India’s state-run housing boards want a piece of the still booming real-estate market, and they don’t mind going through a makeover if that’s what it takes to get this.
Land prices, despite recent concerns that the real-estate boom is over, continue to remain reasonably high and there is still enough demand for space for developers to launch new projects, both commercial and residential. And so, the housing boards, which were once synonymous with drab office complexes, residences, and retail spaces, have gone the glass-and-chrome route and have begun teaming up with companies from the private sector for projects.
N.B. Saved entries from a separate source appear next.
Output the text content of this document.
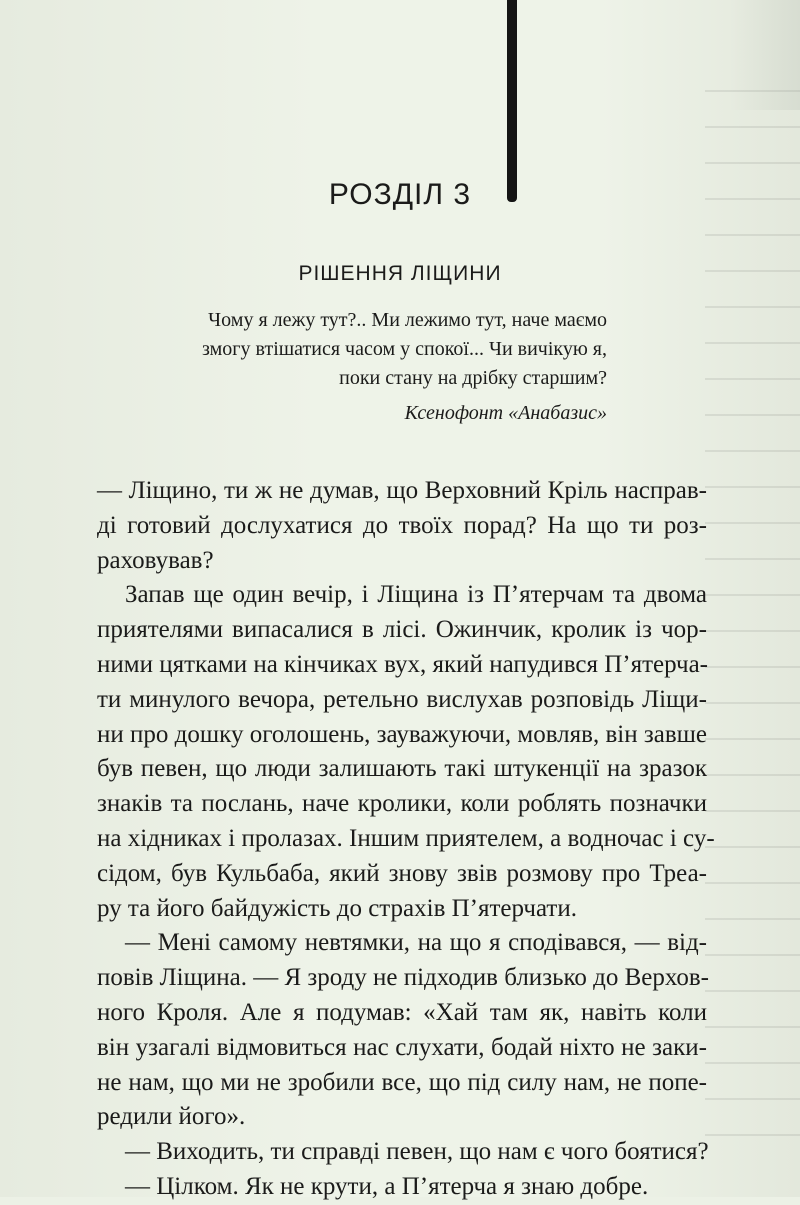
РОЗДІЛ 3
РІШЕННЯ ЛІЩИНИ
Чому я лежу тут?.. Ми лежимо тут, наче маємо
змогу втішатися часом у спокої... Чи вичікую я,
поки стану на дрібку старшим?
Ксенофонт «Анабазис»
— Ліщино, ти ж не думав, що Верховний Кріль насправ-
ді готовий дослухатися до твоїх порад? На що ти роз-
раховував?
Запав ще один вечір, і Ліщина із П’ятерчам та двома
приятелями випасалися в лісі. Ожинчик, кролик із чор-
ними цятками на кінчиках вух, який напудився П’ятерча-
ти минулого вечора, ретельно вислухав розповідь Ліщи-
ни про дошку оголошень, зауважуючи, мовляв, він завше
був певен, що люди залишають такі штукенції на зразок
знаків та послань, наче кролики, коли роблять позначки
на хідниках і пролазах. Іншим приятелем, а водночас і су-
сідом, був Кульбаба, який знову звів розмову про Треа-
ру та його байдужість до страхів П’ятерчати.
— Мені самому невтямки, на що я сподівався, — від-
повів Ліщина. — Я зроду не підходив близько до Верхов-
ного Кроля. Але я подумав: «Хай там як, навіть коли
він узагалі відмовиться нас слухати, бодай ніхто не заки-
не нам, що ми не зробили все, що під силу нам, не попе-
редили його».
— Виходить, ти справді певен, що нам є чого боятися?
— Цілком. Як не крути, а П’ятерча я знаю добре.
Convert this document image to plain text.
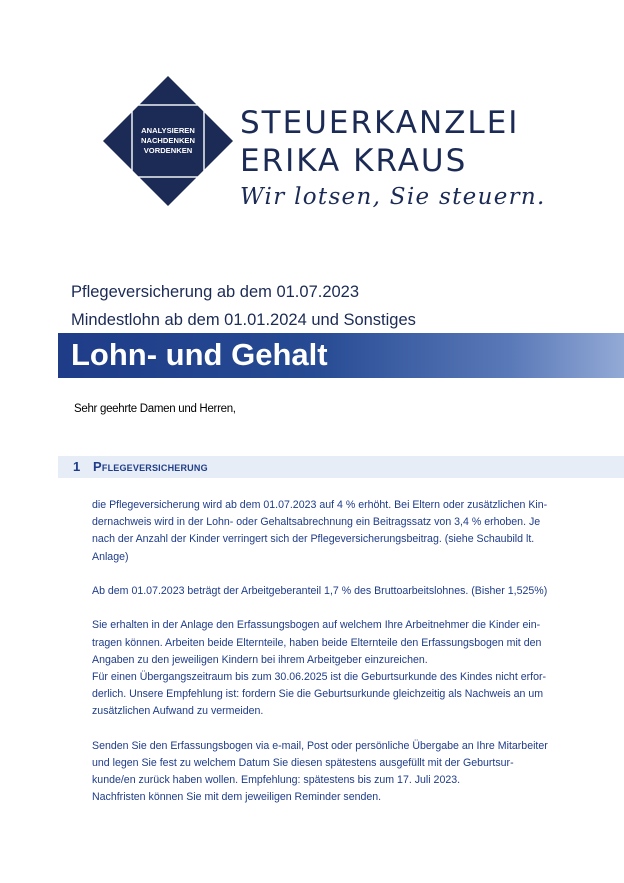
ANALYSIEREN
NACHDENKEN
VORDENKEN
STEUERKANZLEI
ERIKA KRAUS
Wir lotsen, Sie steuern.
Pflegeversicherung ab dem 01.07.2023
Mindestlohn ab dem 01.01.2024 und Sonstiges
Lohn- und Gehalt
Sehr geehrte Damen und Herren,
1 Pflegeversicherung
die Pflegeversicherung wird ab dem 01.07.2023 auf 4 % erhöht. Bei Eltern oder zusätzlichen Kin-
dernachweis wird in der Lohn- oder Gehaltsabrechnung ein Beitragssatz von 3,4 % erhoben. Je
nach der Anzahl der Kinder verringert sich der Pflegeversicherungsbeitrag. (siehe Schaubild lt.
Anlage)
Ab dem 01.07.2023 beträgt der Arbeitgeberanteil 1,7 % des Bruttoarbeitslohnes. (Bisher 1,525%)
Sie erhalten in der Anlage den Erfassungsbogen auf welchem Ihre Arbeitnehmer die Kinder ein-
tragen können. Arbeiten beide Elternteile, haben beide Elternteile den Erfassungsbogen mit den
Angaben zu den jeweiligen Kindern bei ihrem Arbeitgeber einzureichen.
Für einen Übergangszeitraum bis zum 30.06.2025 ist die Geburtsurkunde des Kindes nicht erfor-
derlich. Unsere Empfehlung ist: fordern Sie die Geburtsurkunde gleichzeitig als Nachweis an um
zusätzlichen Aufwand zu vermeiden.
Senden Sie den Erfassungsbogen via e-mail, Post oder persönliche Übergabe an Ihre Mitarbeiter
und legen Sie fest zu welchem Datum Sie diesen spätestens ausgefüllt mit der Geburtsur-
kunde/en zurück haben wollen. Empfehlung: spätestens bis zum 17. Juli 2023.
Nachfristen können Sie mit dem jeweiligen Reminder senden.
Andhra Pradesh Housing Board has already partnered with private developers in 23 projects, including two IT parks being developed by DLF Ltd and Mindspace, part of the K Raheja Group. “The experience thus far has been good,” said D.S. Raju, project coordinator of APHB, who handles joint-venture projects. “We share the profits if we put in equity, or else we take a commission on total sales.”
The board has chosen to take an equity stake in only one project; in the rest, it earns a commission that could range from 1.5% to 8%. According to Raju, commercial projects constitute a tenth of the total work undertaken by APHB; the rest is housing projects.
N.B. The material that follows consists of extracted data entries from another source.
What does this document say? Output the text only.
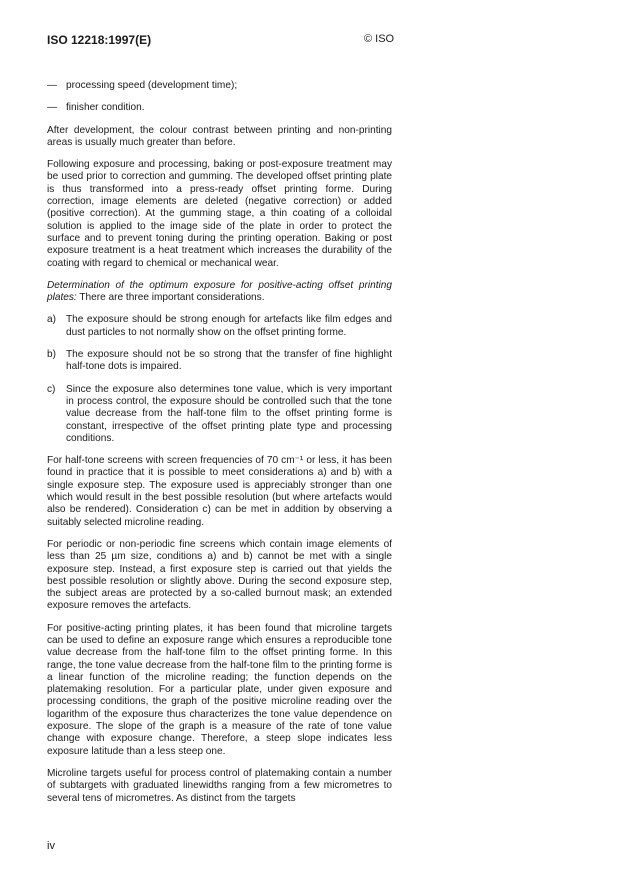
ISO 12218:1997(E)	© ISO
— processing speed (development time);
— finisher condition.

After development, the colour contrast between printing and non-printing areas is usually much greater than before.

Following exposure and processing, baking or post-exposure treatment may be used prior to correction and gumming. The developed offset printing plate is thus transformed into a press-ready offset printing forme. During correction, image elements are deleted (negative correction) or added (positive correction). At the gumming stage, a thin coating of a colloidal solution is applied to the image side of the plate in order to protect the surface and to prevent toning during the printing operation. Baking or post exposure treatment is a heat treatment which increases the durability of the coating with regard to chemical or mechanical wear.

Determination of the optimum exposure for positive-acting offset printing plates: There are three important considerations.

a) The exposure should be strong enough for artefacts like film edges and dust particles to not normally show on the offset printing forme.
b) The exposure should not be so strong that the transfer of fine highlight half-tone dots is impaired.
c)	Since the exposure also determines tone value, which is very important in process control, the exposure should be controlled such that the tone value decrease from the half-tone film to the offset printing forme is constant, irrespective of the offset printing plate type and processing conditions.

For half-tone screens with screen frequencies of 70 cm⁻¹ or less, it has been found in practice that it is possible to meet considerations a) and b) with a single exposure step. The exposure used is appreciably stronger than one which would result in the best possible resolution (but where artefacts would also be rendered). Consideration c) can be met in addition by observing a suitably selected microline reading.

For periodic or non-periodic fine screens which contain image elements of less than 25 µm size, conditions a) and b) cannot be met with a single exposure step. Instead, a first exposure step is carried out that yields the best possible resolution or slightly above. During the second exposure step, the subject areas are protected by a so-called burnout mask; an extended exposure removes the artefacts.

For positive-acting printing plates, it has been found that microline targets can be used to define an exposure range which ensures a reproducible tone value decrease from the half-tone film to the offset printing forme. In this range, the tone value decrease from the half-tone film to the printing forme is a linear function of the microline reading; the function depends on the platemaking resolution. For a particular plate, under given exposure and processing conditions, the graph of the positive microline reading over the logarithm of the exposure thus characterizes the tone value dependence on exposure. The slope of the graph is a measure of the rate of tone value change with exposure change. Therefore, a steep slope indicates less exposure latitude than a less steep one.

Microline targets useful for process control of platemaking contain a number of subtargets with graduated linewidths ranging from a few micrometres to several tens of micrometres. As distinct from the targets

iv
“It is not possible for us to sell affordable houses in Chennai,” said a senior official in charge of projects in Tamil Nadu Housing Board (TNHB), adding, “land prices have skyrocketed in the last few years.” Still, not wanting to be left out, TNHB is seeking partnerships with private firms to develop commercial properties for the first time in its 45-year history. The board says it will jointly develop IT parks and modern retail malls with private developers.
TNHB has a landbank of 1,400 acres waiting to be developed. This will attract at least Rs1,200 crore of investments, said a top official at the housing board who declined to be named.
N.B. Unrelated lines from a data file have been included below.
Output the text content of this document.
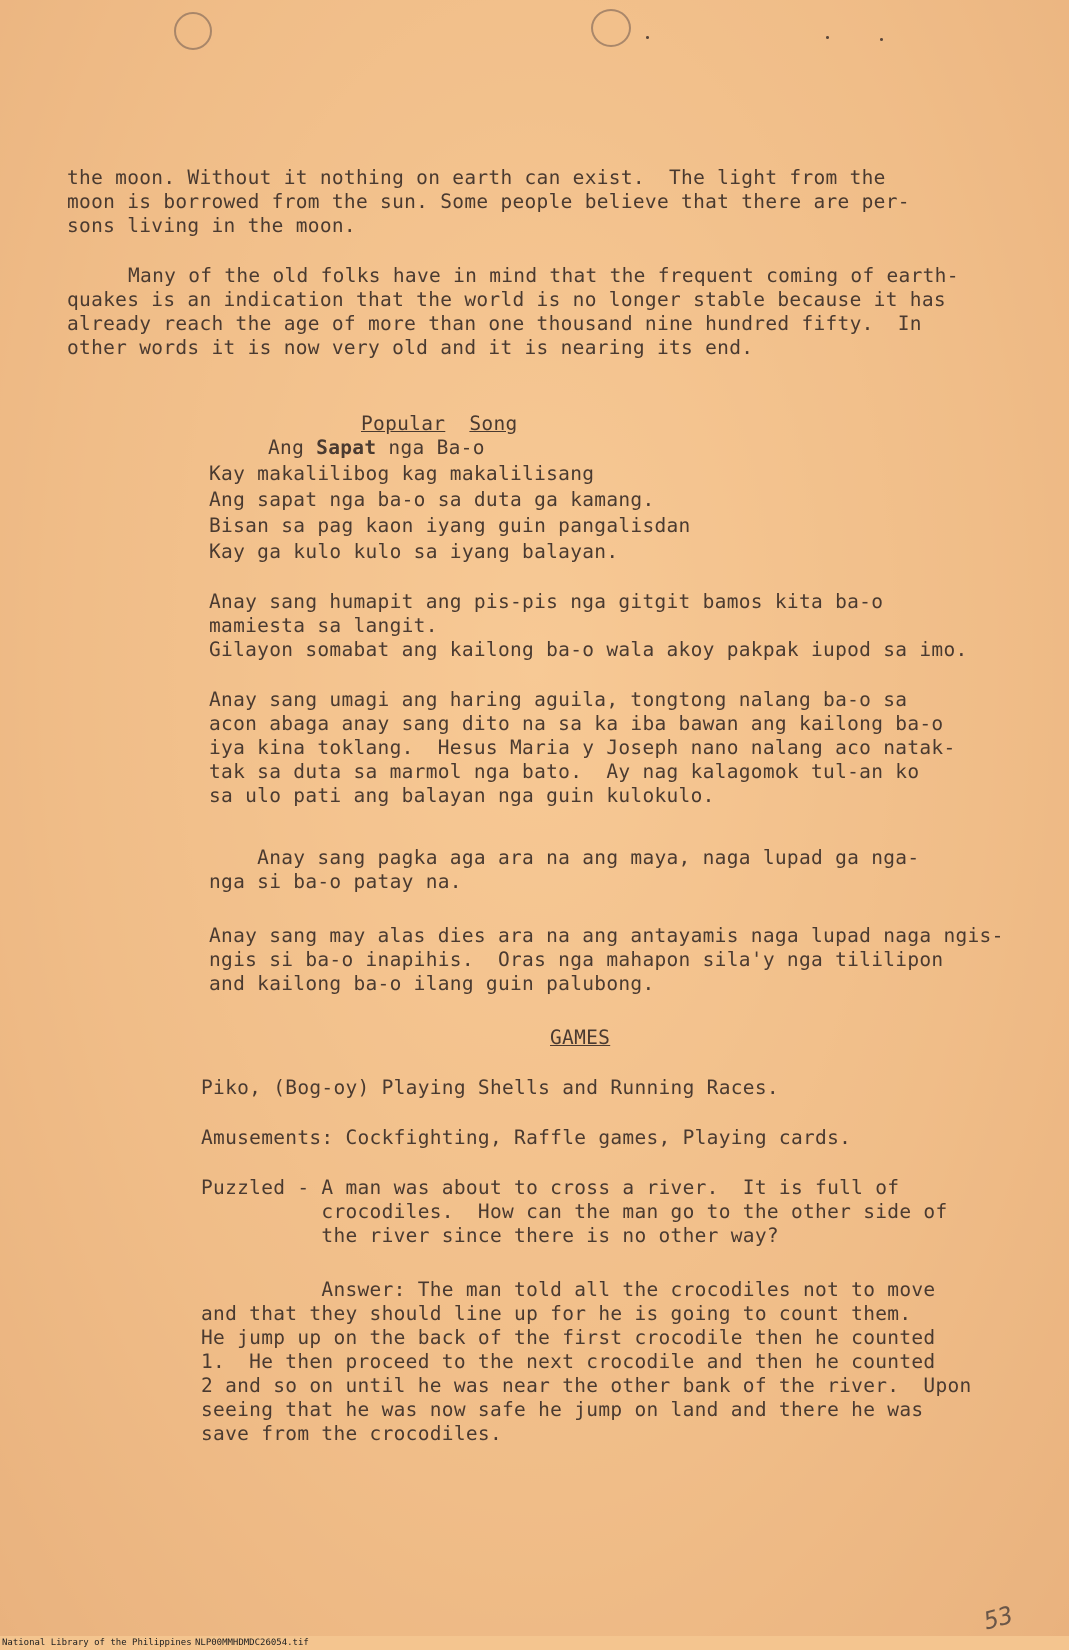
the moon. Without it nothing on earth can exist.  The light from the
moon is borrowed from the sun. Some people believe that there are per-
sons living in the moon.
Many of the old folks have in mind that the frequent coming of earth-
quakes is an indication that the world is no longer stable because it has
already reach the age of more than one thousand nine hundred fifty.  In
other words it is now very old and it is nearing its end.
Popular Song
Ang Sapat nga Ba-o
Kay makalilibog kag makalilisang
Ang sapat nga ba-o sa duta ga kamang.
Bisan sa pag kaon iyang guin pangalisdan
Kay ga kulo kulo sa iyang balayan.
Anay sang humapit ang pis-pis nga gitgit bamos kita ba-o
mamiesta sa langit.
Gilayon somabat ang kailong ba-o wala akoy pakpak iupod sa imo.
Anay sang umagi ang haring aguila, tongtong nalang ba-o sa
acon abaga anay sang dito na sa ka iba bawan ang kailong ba-o
iya kina toklang.  Hesus Maria y Joseph nano nalang aco natak-
tak sa duta sa marmol nga bato.  Ay nag kalagomok tul-an ko
sa ulo pati ang balayan nga guin kulokulo.
Anay sang pagka aga ara na ang maya, naga lupad ga nga-
nga si ba-o patay na.
Anay sang may alas dies ara na ang antayamis naga lupad naga ngis-
ngis si ba-o inapihis.  Oras nga mahapon sila'y nga tililipon
and kailong ba-o ilang guin palubong.
GAMES
Piko, (Bog-oy) Playing Shells and Running Races.
Amusements: Cockfighting, Raffle games, Playing cards.
Puzzled - A man was about to cross a river.  It is full of
crocodiles.  How can the man go to the other side of
the river since there is no other way?
Answer: The man told all the crocodiles not to move
and that they should line up for he is going to count them.
He jump up on the back of the first crocodile then he counted
1.  He then proceed to the next crocodile and then he counted
2 and so on until he was near the other bank of the river.  Upon
seeing that he was now safe he jump on land and there he was
save from the crocodiles.
53
National Library of the Philippines NLP00MMHDMDC26054.tif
While the state-run entity will handle government approvals and land acquisition, the private companies will be responsible for design, construction and marketing. TNHB has held preliminary talks with DLF, McNamara International, Emaar-MGF Land Private Ltd, and with two Malaysian companies, UEM Group and IJM Properties, said the official. TNHB’s plans also include an IT park with a built-up area of 250,000sq.ft. To be built at a cost of Rs55 crore, the park will be located in South Asian Games Village, forming part of Chennai’s peripheral business district.
That site will be somewhat unusual in the sense that a majority of new construction tailored for the tech industry is coming up along a 45km stretch connecting south Chennai and Mahabalipuram. The board’s project is “a good idea. The place is easily accessible and there is a lot of employee catchment” there, says Ramesh Nair, local director of Jones Lang LaSalle, a real-estate advisory.
Board officials say it is a ‘win-win’ situation, as the joint venture with private firms will help unlock the value of the land and provide additional revenue for the board. Housing boards in Karnataka and Gujarat, too, are in different stages of implementing similar strategies.
According to Knight Frank, an independent consulting firm, the real-estate market is growing at a rate of 30% a year. The firm estimates that around 30 million sq.ft of new office space will enter the market this year.
The Karnataka housing board recently started scouting for a joint-venture partner to build a commercial complex, multiplexes and a convention centre in a 12-acre plot near Bangalore.